HEAD-QA: A Healthcare Dataset for Complex Reasoning
David Vilares, Carlos Gómez-Rodríguez
TL;DR
HEAD-QA introduces a domain-specific, multilingual multi-choice QA benchmark drawn from Spanish healthcare exams to probe complex medical reasoning. The authors compare monolingual Spanish and cross-lingual English setups using both information retrieval baselines and neural readers (DrQA, BiDAF, DGEM, Decompatt), highlighting a gap between machine and human performance. Results show cross-lingual IR often outperforms monolingual IR, while neural methods struggle with long, technical questions, underscoring the need for improved information extraction and reasoning in domain-specific QA. The dataset challenges current architectures and offers a valuable testbed for advancing multilingual, domain-focused QA research, with potential extensions to open-domain settings and dataset expansion.
Abstract
We present HEAD-QA, a multi-choice question answering testbed to encourage research on complex reasoning.
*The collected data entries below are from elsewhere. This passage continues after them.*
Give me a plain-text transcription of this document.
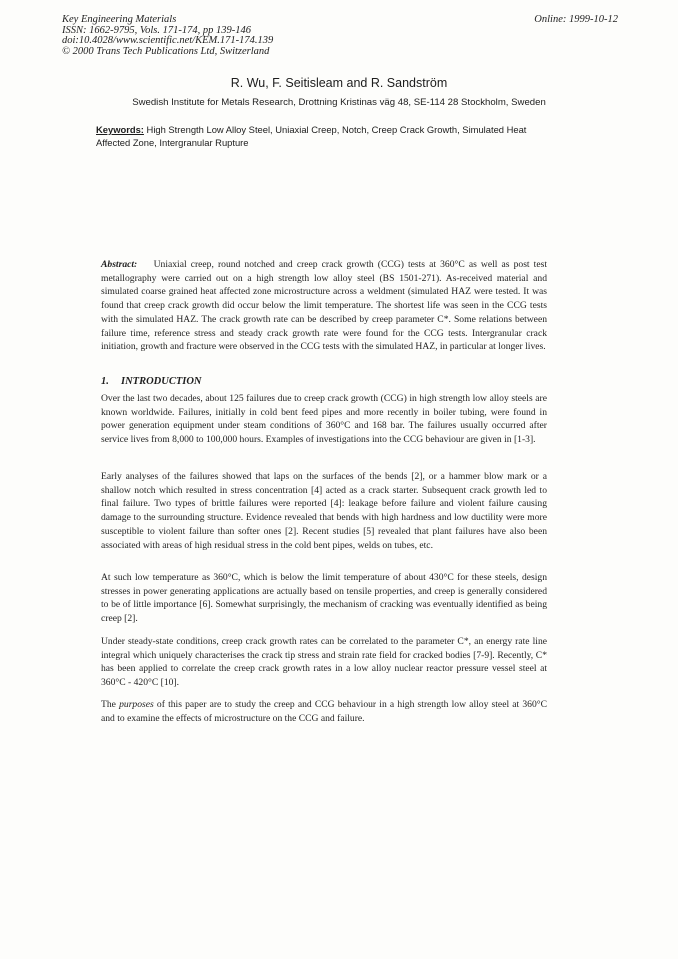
Key Engineering Materials
ISSN: 1662-9795, Vols. 171-174, pp 139-146
doi:10.4028/www.scientific.net/KEM.171-174.139
© 2000 Trans Tech Publications Ltd, Switzerland
Online: 1999-10-12
R. Wu, F. Seitisleam and R. Sandström
Swedish Institute for Metals Research, Drottning Kristinas väg 48, SE-114 28 Stockholm, Sweden
Keywords: High Strength Low Alloy Steel, Uniaxial Creep, Notch, Creep Crack Growth, Simulated Heat Affected Zone, Intergranular Rupture

Abstract: Uniaxial creep, round notched and creep crack growth (CCG) tests at 360°C as well as post test metallography were carried out on a high strength low alloy steel (BS 1501-271). As-received material and simulated coarse grained heat affected zone microstructure across a weldment (simulated HAZ were tested. It was found that creep crack growth did occur below the limit temperature. The shortest life was seen in the CCG tests with the simulated HAZ. The crack growth rate can be described by creep parameter C*. Some relations between failure time, reference stress and steady crack growth rate were found for the CCG tests. Intergranular crack initiation, growth and fracture were observed in the CCG tests with the simulated HAZ, in particular at longer lives.

1. INTRODUCTION

Over the last two decades, about 125 failures due to creep crack growth (CCG) in high strength low alloy steels are known worldwide. Failures, initially in cold bent feed pipes and more recently in boiler tubing, were found in power generation equipment under steam conditions of 360°C and 168 bar. The failures usually occurred after service lives from 8,000 to 100,000 hours. Examples of investigations into the CCG behaviour are given in [1-3].

Early analyses of the failures showed that laps on the surfaces of the bends [2], or a hammer blow mark or a shallow notch which resulted in stress concentration [4] acted as a crack starter. Subsequent crack growth led to final failure. Two types of brittle failures were reported [4]: leakage before failure and violent failure causing damage to the surrounding structure. Evidence revealed that bends with high hardness and low ductility were more susceptible to violent failure than softer ones [2]. Recent studies [5] revealed that plant failures have also been associated with areas of high residual stress in the cold bent pipes, welds on tubes, etc.

At such low temperature as 360°C, which is below the limit temperature of about 430°C for these steels, design stresses in power generating applications are actually based on tensile properties, and creep is generally considered to be of little importance [6]. Somewhat surprisingly, the mechanism of cracking was eventually identified as being creep [2].

Under steady-state conditions, creep crack growth rates can be correlated to the parameter C*, an energy rate line integral which uniquely characterises the crack tip stress and strain rate field for cracked bodies [7-9]. Recently, C* has been applied to correlate the creep crack growth rates in a low alloy nuclear reactor pressure vessel steel at 360°C - 420°C [10].

The purposes of this paper are to study the creep and CCG behaviour in a high strength low alloy steel at 360°C and to examine the effects of microstructure on the CCG and failure.
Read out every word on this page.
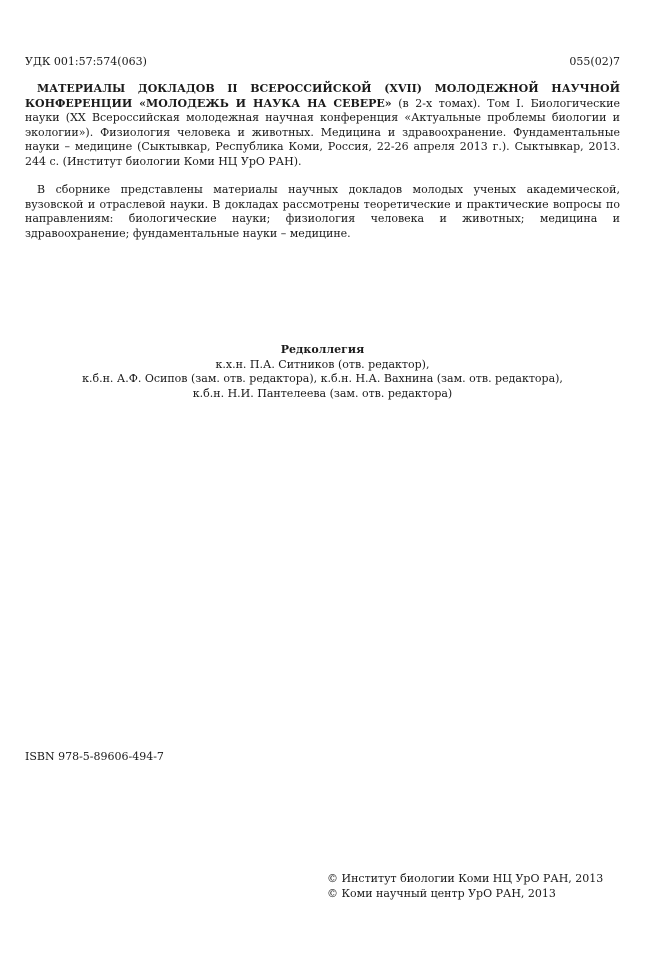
УДК 001:57:574(063)	055(02)7

МАТЕРИАЛЫ ДОКЛАДОВ II ВСЕРОССИЙСКОЙ (XVII) МОЛОДЕЖНОЙ НАУЧНОЙ КОНФЕРЕНЦИИ «МОЛОДЕЖЬ И НАУКА НА СЕВЕРЕ» (в 2-х томах). Том I. Биологические науки (XX Всероссийская молодежная научная конференция «Актуальные проблемы биологии и экологии»). Физиология человека и животных. Медицина и здравоохранение. Фундаментальные науки – медицине (Сыктывкар, Республика Коми, Россия, 22-26 апреля 2013 г.). Сыктывкар, 2013. 244 с. (Институт биологии Коми НЦ УрО РАН).

В сборнике представлены материалы научных докладов молодых ученых академической, вузовской и отраслевой науки. В докладах рассмотрены теоретические и практические вопросы по направлениям: биологические науки; физиология человека и животных; медицина и здравоохранение; фундаментальные науки – медицине.

Редколлегия
к.х.н. П.А. Ситников (отв. редактор),
к.б.н. А.Ф. Осипов (зам. отв. редактора), к.б.н. Н.А. Вахнина (зам. отв. редактора),
к.б.н. Н.И. Пантелеева (зам. отв. редактора)
ISBN 978-5-89606-494-7
© Институт биологии Коми НЦ УрО РАН, 2013
© Коми научный центр УрО РАН, 2013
The questions come from exams to access a specialized position in the Spanish healthcare system, and are challenging even for highly specialized humans. We then consider monolingual (Spanish) and cross-lingual (to English) experiments with information retrieval and neural techniques. We show that: (i) HEAD-QA challenges current methods, and (ii) the results lag well behind human performance, demonstrating its usefulness as a benchmark for future work.